Hi! I've come to you for a little help. I was a 'Fundi' for 30 years. I took the bible literally. The more I studied, the more questions I had. I became known as the 'pastors worst nightmare'. I asked too many questions. They (the church) continued to tell me just to have faith. It's been 3 years since I've gone to church. Nobody knows how I feel. How do you tell your friends and family that you don't believe anymore?
It's been a long time coming. It all started when I read Charles Templeton's book,''Farewell To God-My Reasons For Rejecting Christianity''.(He was Billy Grahams dearest friend) His book answered just about every question that I ever asked when I belonged to the church, but they would not answer because they couldn't. I even went as far as having 3 phone conversations with Charles before he died and he sent me his autographed book.

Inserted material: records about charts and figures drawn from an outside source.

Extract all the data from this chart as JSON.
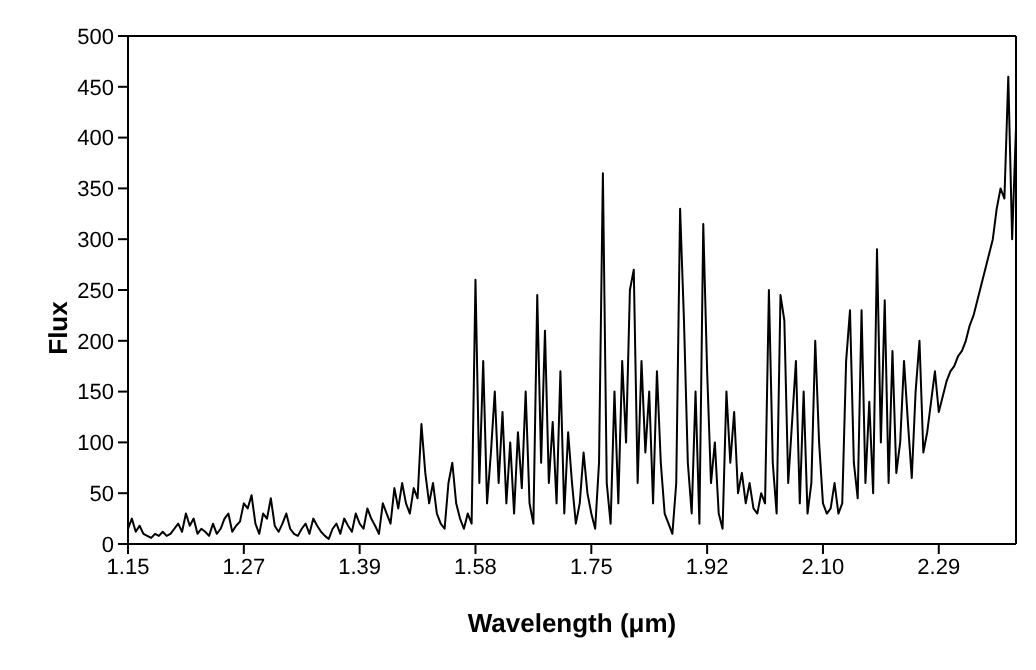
{
  "chart_data": {
    "type": "line",
    "xlabel": "Wavelength (μm)",
    "ylabel": "Flux",
    "ylim": [
      0,
      500
    ],
    "yticks": [
      0,
      50,
      100,
      150,
      200,
      250,
      300,
      350,
      400,
      450,
      500
    ],
    "grid": false,
    "legend": false,
    "marker": "none",
    "line_style": "solid",
    "categories": [
      "1.15",
      null,
      null,
      null,
      null,
      null,
      null,
      null,
      null,
      null,
      null,
      null,
      null,
      null,
      null,
      null,
      null,
      null,
      null,
      null,
      null,
      null,
      null,
      null,
      null,
      null,
      null,
      null,
      null,
      null,
      "1.27",
      null,
      null,
      null,
      null,
      null,
      null,
      null,
      null,
      null,
      null,
      null,
      null,
      null,
      null,
      null,
      null,
      null,
      null,
      null,
      null,
      null,
      null,
      null,
      null,
      null,
      null,
      null,
      null,
      null,
      "1.39",
      null,
      null,
      null,
      null,
      null,
      null,
      null,
      null,
      null,
      null,
      null,
      null,
      null,
      null,
      null,
      null,
      null,
      null,
      null,
      null,
      null,
      null,
      null,
      null,
      null,
      null,
      null,
      null,
      null,
      "1.58",
      null,
      null,
      null,
      null,
      null,
      null,
      null,
      null,
      null,
      null,
      null,
      null,
      null,
      null,
      null,
      null,
      null,
      null,
      null,
      null,
      null,
      null,
      null,
      null,
      null,
      null,
      null,
      null,
      null,
      "1.75",
      null,
      null,
      null,
      null,
      null,
      null,
      null,
      null,
      null,
      null,
      null,
      null,
      null,
      null,
      null,
      null,
      null,
      null,
      null,
      null,
      null,
      null,
      null,
      null,
      null,
      null,
      null,
      null,
      null,
      "1.92",
      null,
      null,
      null,
      null,
      null,
      null,
      null,
      null,
      null,
      null,
      null,
      null,
      null,
      null,
      null,
      null,
      null,
      null,
      null,
      null,
      null,
      null,
      null,
      null,
      null,
      null,
      null,
      null,
      null,
      "2.10",
      null,
      null,
      null,
      null,
      null,
      null,
      null,
      null,
      null,
      null,
      null,
      null,
      null,
      null,
      null,
      null,
      null,
      null,
      null,
      null,
      null,
      null,
      null,
      null,
      null,
      null,
      null,
      null,
      null,
      "2.29",
      null,
      null,
      null,
      null,
      null,
      null,
      null,
      null,
      null,
      null,
      null,
      null,
      null,
      null,
      null,
      null,
      null,
      null,
      null,
      null
    ],
    "series": [
      {
        "color": "#000000",
        "values": [
          15,
          25,
          12,
          18,
          10,
          8,
          6,
          10,
          8,
          12,
          8,
          10,
          15,
          20,
          12,
          30,
          18,
          25,
          10,
          15,
          12,
          8,
          20,
          10,
          15,
          25,
          30,
          12,
          18,
          22,
          40,
          35,
          48,
          20,
          10,
          30,
          25,
          45,
          18,
          12,
          20,
          30,
          15,
          10,
          8,
          15,
          20,
          10,
          25,
          18,
          12,
          8,
          5,
          15,
          20,
          10,
          25,
          18,
          12,
          30,
          20,
          15,
          35,
          25,
          18,
          10,
          40,
          30,
          20,
          55,
          35,
          60,
          40,
          30,
          55,
          45,
          118,
          70,
          40,
          60,
          30,
          20,
          15,
          60,
          80,
          40,
          25,
          15,
          30,
          20,
          260,
          60,
          180,
          40,
          90,
          150,
          60,
          130,
          40,
          100,
          30,
          110,
          55,
          150,
          40,
          20,
          245,
          80,
          210,
          60,
          120,
          40,
          170,
          30,
          110,
          60,
          20,
          40,
          90,
          50,
          30,
          15,
          80,
          365,
          60,
          20,
          150,
          40,
          180,
          100,
          250,
          270,
          60,
          180,
          90,
          150,
          40,
          170,
          80,
          30,
          20,
          10,
          60,
          330,
          220,
          80,
          30,
          150,
          20,
          315,
          170,
          60,
          100,
          30,
          15,
          150,
          80,
          130,
          50,
          70,
          40,
          60,
          35,
          30,
          50,
          40,
          250,
          80,
          30,
          245,
          220,
          60,
          120,
          180,
          40,
          150,
          30,
          60,
          200,
          100,
          40,
          30,
          35,
          60,
          30,
          40,
          180,
          230,
          80,
          45,
          230,
          60,
          140,
          50,
          290,
          100,
          240,
          60,
          190,
          70,
          100,
          180,
          120,
          65,
          150,
          200,
          90,
          110,
          140,
          170,
          130,
          145,
          160,
          170,
          175,
          185,
          190,
          200,
          215,
          225,
          240,
          255,
          270,
          285,
          300,
          330,
          350,
          340,
          460,
          300,
          410
        ]
      }
    ]
  }
}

I have bargained, begged, cried, screamed and 'prayed' for God to give me the 'sign' that 'he' exists and it has not happened. I have prayed to 'him' in agony I've said to 'him', 'Don't you see, you're ready to lose me, don't you care'? I have gone as far as leaving letters to 'him' under my pillow (to reveal himself to me in a dream) so 'he' could see how sincere I am! How's that for being crazy?
Sincere is what I have been! And I'm darn angry now!
I started to study websites like 'evil bible.com' and 'Why God won't heal amputees?' I have dabbled with the law of attraction, psychics, astrology, energy fields, and every new age 'thing' a person could try to find a faith that might be more reliable than the christian god.
If I ever even dreamt that I would be writing this letter.... The girl who studied her bible for years - I would have told you that the devil had complete control of me! I tried and tried and tried to make sense of this for all these years. I have heard horror stories of 'suffering' even within our own community of the church (let alone the whole world) and I always asked this God ; ''Why-Why-Why, can't you do something?? Can you not see what's happening down here? Can't you see how cruel nature can be? Don't you see what all these 'Holy Books' are doing to people down here? Can't you see the rapes, murders - the insanity of it all?''
How does one deal with the pain of no God? My search is almost over - but - what now? So I don't believe in God anymore.... What now? How does one deal with this? I've read that some of you are 'free'. I don't feel that way. No afterlife - no seeing my only sister who died 13 years ago - no seeing mom or dad? No reward for trying to be so good all these years? How does one deal with this 'Dark Night of The Soul''?